If you have health insurance, for instance, your inclusions may cover expenses related to general dental or physiotherapy. So if you need to go to the dentist or see the physio, your insurance would pay for some or all of the costs involved.
‘Exclusions’ are things that are not included in your cover. Policies will be very explicit about what the provider won’t cover if something happens. For example, if you have car insurance, your policy might include cover you if you cause an accident while driving, but not if your car has been substantially modified or if you were under the influence of alcohol or drugs at the time.
In regards to life insurance, a common exclusion is suicide. So if you were to die accidentally, a large amount of money would be paid to your next of kin. However, if you committed suicide, your next of kin would receive no money from the insurance policy.
3. Waiting Periods
For each inclusion in your policy, a waiting period will usually apply. This could be 2 months or 1 year. This means that you cannot make a claim against this particular cover throughout the waiting period. Essentially, the cover only becomes effective once the waiting period is up.

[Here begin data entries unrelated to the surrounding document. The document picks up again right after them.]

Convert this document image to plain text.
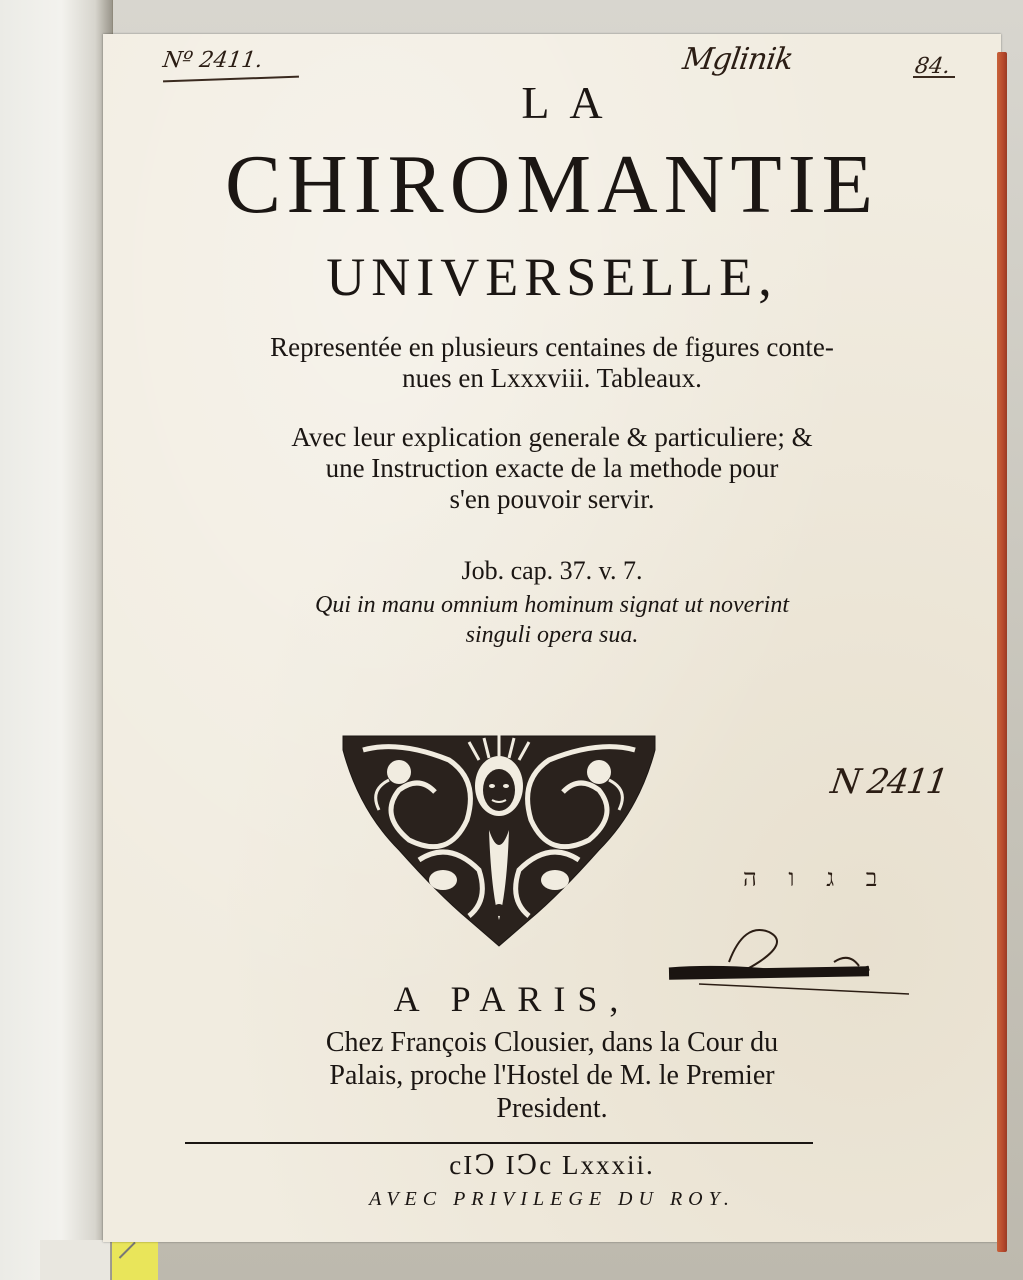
Nº 2411.	Mglinik	84.
N 2411
ב ג ו ה
LA
CHIROMANTIE
UNIVERSELLE,
Representée en plusieurs centaines de figures conte-
nues en Lxxxviii. Tableaux.
Avec leur explication generale & particuliere; &
une Instruction exacte de la methode pour
s'en pouvoir servir.
Job. cap. 37. v. 7.
Qui in manu omnium hominum signat ut noverint
singuli opera sua.
A PARIS,
Chez François Clousier, dans la Cour du
Palais, proche l'Hostel de M. le Premier
President.
cIↃ IↃc Lxxxii.
AVEC PRIVILEGE DU ROY.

4. Pre-Existing Conditions
Pre-existing conditions are also common exclusions in your policy. This means if the problem existed before you signed up, the insurance provider won’t cover it. A common example of this is having an ailment before you take up health insurance. In relation to car insurance, a pre-existing condition would mean that you are not allowed to make a claim on any damage that occurred before you took out the policy.
5. Understanding Your Specific Policy
Many insurance providers understand that trying to make sense of your insurance policy is difficult. For this reason, they will often produce many other publications, such as booklets, their website and other PDFs to help you understand what your policy does and doesn’t cover. In most cases, you will be able to find a table that lists down what is included in your policy.
If you are unsure about a particular term or clause, the best thing for you to do is to contact your provider and gain direct information from them in regards to your queries. However, instead of simply asking, “What does this clause mean?”, explain your specific situation to the representative. They will then be able to advise if the insurance policy is right for you and if your circumstances are covered.